Directed cell migration is central to many physiological processes as well as to pathologies such as chronic inflammatory diseases, cancer and immunologic disorders. The main navigators of directed cell migration in both innate and adaptive immune responses are chemokine receptors and their ligands. Langerhans cell histiocytosis (LCH) is a rare immunological disease with unknown pathogenesis. It predominantly occurs in the early childhood and shows characteristics of both inflammation and neoplasia. The cardinal feature of LCH is migration and accumulation of abnormal, semi-mature Langerhans cells (LCs) into specific organs causing tissue destruction. Normal immature LCs in epithelia express only the chemokine receptor CCR6, and, upon antigen uptake and maturation, switch to only expressing the chemokine receptor CCR7. Pathologic LCs in lesions of LCH patients were found to express both receptors simultaneously, which might prompt their aberrant migration. To investigate the biological relevance of chemokine receptor dysregulation to LCH pathophysiology I have generated a transgenic mouse model mimicking this chemokine receptor co-expression in LCs. I will characterize LC trafficking and organ infiltration in these genetically engineered mice which over-express either CCR6, CCR7 or both chemokine receptors together. Flow cytometry and immunofluorescence methods will be used to track LCs in both steady-state and in inflammatory conditions. In this study I will investigate the mechanism of abnormal LC migration and accumulation, which will provide crucial insight into the pathobiology of LCH and related histiocytic disorders.
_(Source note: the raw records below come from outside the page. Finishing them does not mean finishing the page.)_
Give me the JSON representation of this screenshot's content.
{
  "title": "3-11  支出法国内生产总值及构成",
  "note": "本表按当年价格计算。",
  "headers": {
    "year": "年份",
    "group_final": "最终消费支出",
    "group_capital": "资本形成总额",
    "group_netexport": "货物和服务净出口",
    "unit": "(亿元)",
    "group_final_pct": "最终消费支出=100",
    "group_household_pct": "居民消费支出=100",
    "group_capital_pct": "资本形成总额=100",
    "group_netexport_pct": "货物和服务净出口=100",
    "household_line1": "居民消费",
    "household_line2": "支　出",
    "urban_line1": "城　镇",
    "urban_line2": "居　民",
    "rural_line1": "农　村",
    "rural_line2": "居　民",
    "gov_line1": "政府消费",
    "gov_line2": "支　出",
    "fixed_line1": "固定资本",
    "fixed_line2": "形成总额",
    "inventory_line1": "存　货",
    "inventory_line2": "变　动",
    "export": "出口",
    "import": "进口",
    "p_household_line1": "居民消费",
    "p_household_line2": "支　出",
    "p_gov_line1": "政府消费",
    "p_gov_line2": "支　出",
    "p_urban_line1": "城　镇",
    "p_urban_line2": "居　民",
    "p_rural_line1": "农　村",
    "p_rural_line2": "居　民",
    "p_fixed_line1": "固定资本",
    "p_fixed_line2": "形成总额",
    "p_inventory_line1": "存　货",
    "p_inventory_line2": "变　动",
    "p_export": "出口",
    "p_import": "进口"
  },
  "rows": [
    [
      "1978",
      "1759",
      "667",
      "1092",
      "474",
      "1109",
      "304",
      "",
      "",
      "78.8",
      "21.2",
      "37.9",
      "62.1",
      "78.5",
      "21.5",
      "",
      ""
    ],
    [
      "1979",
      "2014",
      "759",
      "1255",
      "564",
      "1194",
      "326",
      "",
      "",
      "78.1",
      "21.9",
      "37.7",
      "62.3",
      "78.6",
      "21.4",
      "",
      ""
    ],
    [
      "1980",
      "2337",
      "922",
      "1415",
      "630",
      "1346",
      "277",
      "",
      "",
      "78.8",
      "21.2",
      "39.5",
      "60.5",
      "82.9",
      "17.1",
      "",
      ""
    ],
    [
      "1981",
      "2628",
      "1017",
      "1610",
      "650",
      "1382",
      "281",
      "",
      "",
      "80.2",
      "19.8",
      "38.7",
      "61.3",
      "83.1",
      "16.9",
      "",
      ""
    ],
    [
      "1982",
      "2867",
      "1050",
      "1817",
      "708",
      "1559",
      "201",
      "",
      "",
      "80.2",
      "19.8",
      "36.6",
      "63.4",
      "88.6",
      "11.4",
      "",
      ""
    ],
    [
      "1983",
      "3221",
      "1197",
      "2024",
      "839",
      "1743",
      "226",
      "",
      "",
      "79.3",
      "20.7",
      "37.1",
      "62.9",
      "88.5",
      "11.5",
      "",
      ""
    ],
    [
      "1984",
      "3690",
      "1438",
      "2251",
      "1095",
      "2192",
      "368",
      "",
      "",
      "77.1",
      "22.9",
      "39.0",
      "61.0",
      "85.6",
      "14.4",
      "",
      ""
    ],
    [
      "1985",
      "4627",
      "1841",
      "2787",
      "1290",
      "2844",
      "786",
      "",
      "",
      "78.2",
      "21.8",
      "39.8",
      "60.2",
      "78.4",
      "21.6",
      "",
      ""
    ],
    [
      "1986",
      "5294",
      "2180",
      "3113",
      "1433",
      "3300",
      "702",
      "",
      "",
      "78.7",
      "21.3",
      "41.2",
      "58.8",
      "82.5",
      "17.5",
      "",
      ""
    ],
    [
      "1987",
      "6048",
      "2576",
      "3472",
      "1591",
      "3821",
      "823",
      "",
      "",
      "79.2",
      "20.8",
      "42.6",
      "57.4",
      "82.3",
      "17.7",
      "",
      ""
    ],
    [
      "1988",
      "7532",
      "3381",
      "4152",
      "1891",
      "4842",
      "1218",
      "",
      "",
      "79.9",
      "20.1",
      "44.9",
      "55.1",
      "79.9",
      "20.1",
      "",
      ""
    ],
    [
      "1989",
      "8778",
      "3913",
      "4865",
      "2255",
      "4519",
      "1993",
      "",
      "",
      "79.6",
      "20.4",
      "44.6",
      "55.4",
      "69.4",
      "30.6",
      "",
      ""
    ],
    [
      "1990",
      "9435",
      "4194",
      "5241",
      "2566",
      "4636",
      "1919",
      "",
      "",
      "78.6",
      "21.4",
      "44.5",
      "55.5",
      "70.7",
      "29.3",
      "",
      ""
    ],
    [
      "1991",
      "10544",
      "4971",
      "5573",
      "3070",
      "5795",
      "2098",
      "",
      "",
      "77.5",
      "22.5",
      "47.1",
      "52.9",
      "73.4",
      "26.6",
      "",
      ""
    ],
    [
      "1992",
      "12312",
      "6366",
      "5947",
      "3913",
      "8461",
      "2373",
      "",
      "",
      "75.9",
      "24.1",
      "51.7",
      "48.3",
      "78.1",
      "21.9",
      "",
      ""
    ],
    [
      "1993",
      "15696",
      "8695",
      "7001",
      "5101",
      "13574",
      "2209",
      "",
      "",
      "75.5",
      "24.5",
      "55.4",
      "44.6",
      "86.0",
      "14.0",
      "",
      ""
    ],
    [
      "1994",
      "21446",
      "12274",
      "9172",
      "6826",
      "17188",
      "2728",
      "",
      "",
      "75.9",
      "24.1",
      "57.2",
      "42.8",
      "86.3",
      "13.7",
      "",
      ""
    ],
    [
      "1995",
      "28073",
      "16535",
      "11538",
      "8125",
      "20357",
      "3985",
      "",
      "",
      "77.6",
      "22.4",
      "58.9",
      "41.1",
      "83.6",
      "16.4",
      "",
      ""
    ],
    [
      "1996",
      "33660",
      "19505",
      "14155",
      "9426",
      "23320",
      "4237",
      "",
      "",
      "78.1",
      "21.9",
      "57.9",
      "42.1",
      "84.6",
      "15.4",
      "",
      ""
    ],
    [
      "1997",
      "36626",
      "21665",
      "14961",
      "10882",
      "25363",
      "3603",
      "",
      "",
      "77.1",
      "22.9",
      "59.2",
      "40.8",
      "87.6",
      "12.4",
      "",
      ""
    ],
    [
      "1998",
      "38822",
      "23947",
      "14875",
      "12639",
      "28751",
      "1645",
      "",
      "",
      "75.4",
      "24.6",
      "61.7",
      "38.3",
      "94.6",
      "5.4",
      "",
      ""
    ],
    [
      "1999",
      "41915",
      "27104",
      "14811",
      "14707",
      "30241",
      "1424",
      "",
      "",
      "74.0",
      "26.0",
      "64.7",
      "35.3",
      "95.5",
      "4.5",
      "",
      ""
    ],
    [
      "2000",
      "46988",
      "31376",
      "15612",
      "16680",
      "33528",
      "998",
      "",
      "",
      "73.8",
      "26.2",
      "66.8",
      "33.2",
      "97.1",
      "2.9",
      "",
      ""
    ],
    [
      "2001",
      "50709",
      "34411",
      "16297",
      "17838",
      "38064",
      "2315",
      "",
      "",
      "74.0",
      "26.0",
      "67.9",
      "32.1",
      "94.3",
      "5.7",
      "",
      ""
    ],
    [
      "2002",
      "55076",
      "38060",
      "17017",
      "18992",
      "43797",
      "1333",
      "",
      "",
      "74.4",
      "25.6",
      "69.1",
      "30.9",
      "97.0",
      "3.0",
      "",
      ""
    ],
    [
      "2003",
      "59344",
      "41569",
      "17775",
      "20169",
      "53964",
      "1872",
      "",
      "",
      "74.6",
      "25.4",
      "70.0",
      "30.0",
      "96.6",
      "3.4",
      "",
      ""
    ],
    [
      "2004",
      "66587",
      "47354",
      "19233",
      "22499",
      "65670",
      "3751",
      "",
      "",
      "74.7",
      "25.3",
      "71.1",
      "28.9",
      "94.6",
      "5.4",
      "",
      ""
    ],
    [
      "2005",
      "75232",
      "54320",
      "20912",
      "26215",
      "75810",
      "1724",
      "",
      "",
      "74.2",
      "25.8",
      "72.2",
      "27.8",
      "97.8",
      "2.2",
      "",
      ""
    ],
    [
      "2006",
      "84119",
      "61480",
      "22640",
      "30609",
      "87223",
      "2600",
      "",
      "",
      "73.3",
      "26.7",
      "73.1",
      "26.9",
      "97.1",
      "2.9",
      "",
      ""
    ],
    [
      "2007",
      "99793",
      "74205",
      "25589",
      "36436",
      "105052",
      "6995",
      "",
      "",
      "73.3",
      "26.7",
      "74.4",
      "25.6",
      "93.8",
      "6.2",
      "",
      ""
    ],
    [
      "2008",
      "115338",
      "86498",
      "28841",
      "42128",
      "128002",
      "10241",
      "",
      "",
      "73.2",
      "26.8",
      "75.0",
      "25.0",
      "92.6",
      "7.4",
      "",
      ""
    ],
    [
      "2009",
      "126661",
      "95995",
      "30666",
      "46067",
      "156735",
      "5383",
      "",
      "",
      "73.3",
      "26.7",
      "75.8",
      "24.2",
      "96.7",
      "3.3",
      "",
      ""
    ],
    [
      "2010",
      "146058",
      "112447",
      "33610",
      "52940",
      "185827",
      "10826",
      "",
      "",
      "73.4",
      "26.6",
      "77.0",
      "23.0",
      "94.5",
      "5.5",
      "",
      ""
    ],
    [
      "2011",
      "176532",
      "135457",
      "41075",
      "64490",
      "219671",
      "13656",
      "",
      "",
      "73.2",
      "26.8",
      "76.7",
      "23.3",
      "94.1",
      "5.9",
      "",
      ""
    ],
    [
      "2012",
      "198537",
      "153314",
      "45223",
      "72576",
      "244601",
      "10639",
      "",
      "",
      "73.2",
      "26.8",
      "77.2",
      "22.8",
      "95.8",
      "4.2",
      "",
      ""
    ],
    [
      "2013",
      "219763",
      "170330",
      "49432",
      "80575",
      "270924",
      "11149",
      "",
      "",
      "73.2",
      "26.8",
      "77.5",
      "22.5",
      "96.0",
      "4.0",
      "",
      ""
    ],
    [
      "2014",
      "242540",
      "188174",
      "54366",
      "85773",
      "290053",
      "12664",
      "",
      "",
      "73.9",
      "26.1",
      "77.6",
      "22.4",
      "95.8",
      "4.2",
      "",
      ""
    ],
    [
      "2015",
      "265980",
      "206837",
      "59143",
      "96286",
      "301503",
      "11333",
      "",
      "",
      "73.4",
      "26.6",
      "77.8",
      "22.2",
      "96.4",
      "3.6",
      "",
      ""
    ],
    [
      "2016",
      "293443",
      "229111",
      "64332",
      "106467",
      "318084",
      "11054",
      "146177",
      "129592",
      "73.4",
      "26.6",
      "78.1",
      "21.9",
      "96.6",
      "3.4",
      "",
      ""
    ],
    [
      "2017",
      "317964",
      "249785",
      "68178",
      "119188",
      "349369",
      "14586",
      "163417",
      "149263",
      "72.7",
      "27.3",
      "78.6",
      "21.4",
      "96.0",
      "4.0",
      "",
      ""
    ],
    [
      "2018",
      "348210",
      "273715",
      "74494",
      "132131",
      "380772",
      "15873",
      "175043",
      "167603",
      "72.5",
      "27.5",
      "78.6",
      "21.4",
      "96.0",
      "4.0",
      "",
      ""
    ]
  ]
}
The results will also further our understanding of normal immunological behavior of dendritic cells. Because there are no LCH-derived cell lines nor an in vivo model of LCH this mechanistic model of aberrant LC migration will be a valuable tool to study the progression of LCH. If chemokine receptor dysregulation proves to be necessary and sufficient for aberrant LC trafficking, chemokine receptors may be suitable targets for intervention. In particular, LCH patients in the high- risk group might strongly benefit from a symptomatic treatment, e.g. with chemokine receptor antagonists, that could stimulate the emigration of LCs from the affected organs.